Il caffé, la bevanda amica della nostra salute
Pubblicato il 17 Aprile 2008 da SergioBisogna sfatare i miti e le false credenze che orbitano intorno alla bevanda più amata dagli italiani e più consumata nel mondo, il caffé e ciò viene ulteriormente ribadito da recenti studi internazionali effettuati in collaborazione al NFI, Nutrition Foundation of Italy, Centro Studi dell’Alimentazione, riunitisi a Milano.

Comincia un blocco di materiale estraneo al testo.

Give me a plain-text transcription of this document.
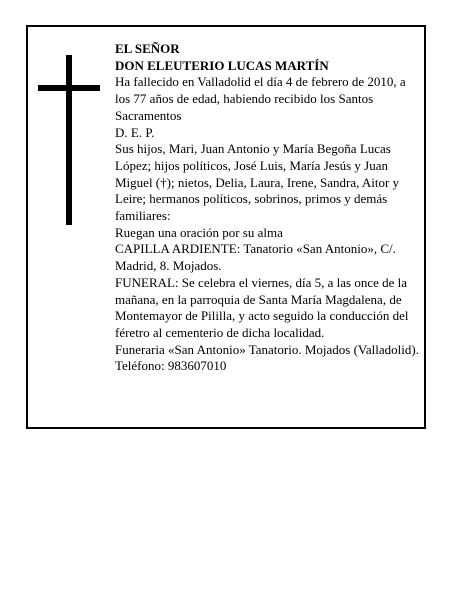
EL SEÑOR

DON ELEUTERIO LUCAS MARTÍN

Ha fallecido en Valladolid el día 4 de febrero de 2010, a los 77 años de edad, habiendo recibido los Santos Sacramentos

D. E. P.

Sus hijos, Mari, Juan Antonio y María Begoña Lucas López; hijos políticos, José Luis, María Jesús y Juan Miguel (†); nietos, Delia, Laura, Irene, Sandra, Aitor y Leire; hermanos políticos, sobrinos, primos y demás familiares:

Ruegan una oración por su alma

CAPILLA ARDIENTE: Tanatorio «San Antonio», C/. Madrid, 8. Mojados.

FUNERAL: Se celebra el viernes, día 5, a las once de la mañana, en la parroquia de Santa María Magdalena, de Montemayor de Pililla, y acto seguido la conducción del féretro al cementerio de dicha localidad.

Funeraria «San Antonio» Tanatorio. Mojados (Valladolid). Teléfono: 983607010
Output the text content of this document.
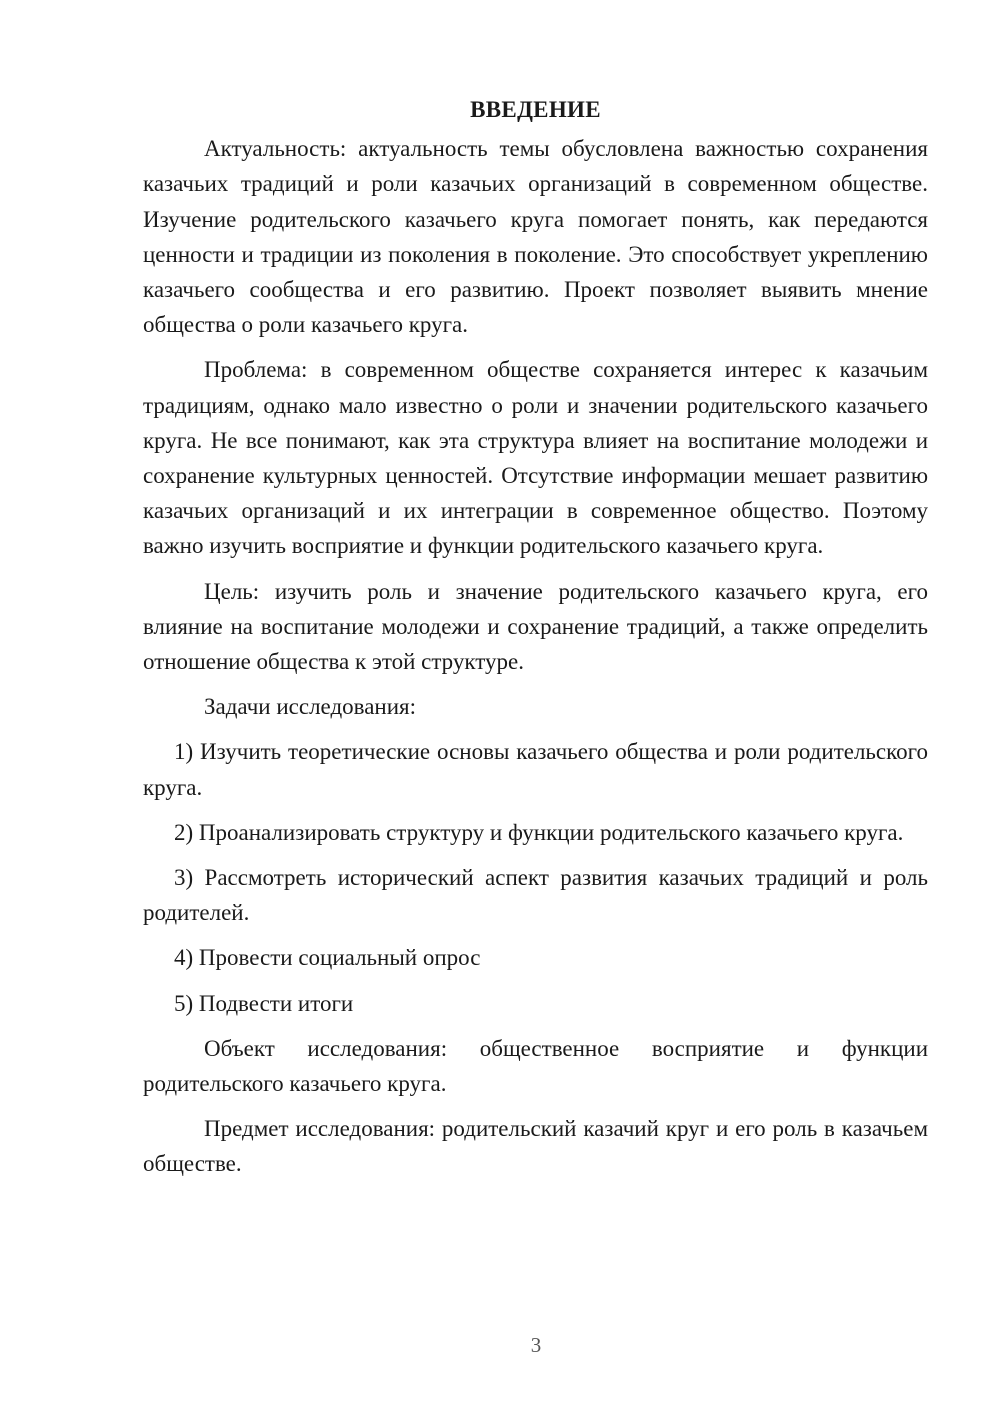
ВВЕДЕНИЕ

Актуальность: актуальность темы обусловлена важностью сохранения казачьих традиций и роли казачьих организаций в современном обществе. Изучение родительского казачьего круга помогает понять, как передаются ценности и традиции из поколения в поколение. Это способствует укреплению казачьего сообщества и его развитию. Проект позволяет выявить мнение общества о роли казачьего круга.

Проблема: в современном обществе сохраняется интерес к казачьим традициям, однако мало известно о роли и значении родительского казачьего круга. Не все понимают, как эта структура влияет на воспитание молодежи и сохранение культурных ценностей. Отсутствие информации мешает развитию казачьих организаций и их интеграции в современное общество. Поэтому важно изучить восприятие и функции родительского казачьего круга.

Цель: изучить роль и значение родительского казачьего круга, его влияние на воспитание молодежи и сохранение традиций, а также определить отношение общества к этой структуре.

Задачи исследования:

1) Изучить теоретические основы казачьего общества и роли родительского круга.

2) Проанализировать структуру и функции родительского казачьего круга.

3) Рассмотреть исторический аспект развития казачьих традиций и роль родителей.

4) Провести социальный опрос

5) Подвести итоги

Объект исследования: общественное восприятие и функции родительского казачьего круга.

Предмет исследования: родительский казачий круг и его роль в казачьем обществе.

3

Esso possiede un elevato potere antiossidante grazie al contenuto degli acidi clorogenici, un’azione protettiva nei confronti dello sviluppo del diabete di tipo 2 e del morbo di Parkinson, rallentamento del naturale declino cerebrale nelle persone anziane, nessun effetto sfavorevole sul rischio cardiovascolare.
Andrea Poli, Direttore Scientifico di NFI, spiega: “Consumato in dosi moderate e con costanza quotidiana, il caffé ha dimostrato di essere un aiuto importante nella prevenzione di patologie metaboliche e neurodegenerative.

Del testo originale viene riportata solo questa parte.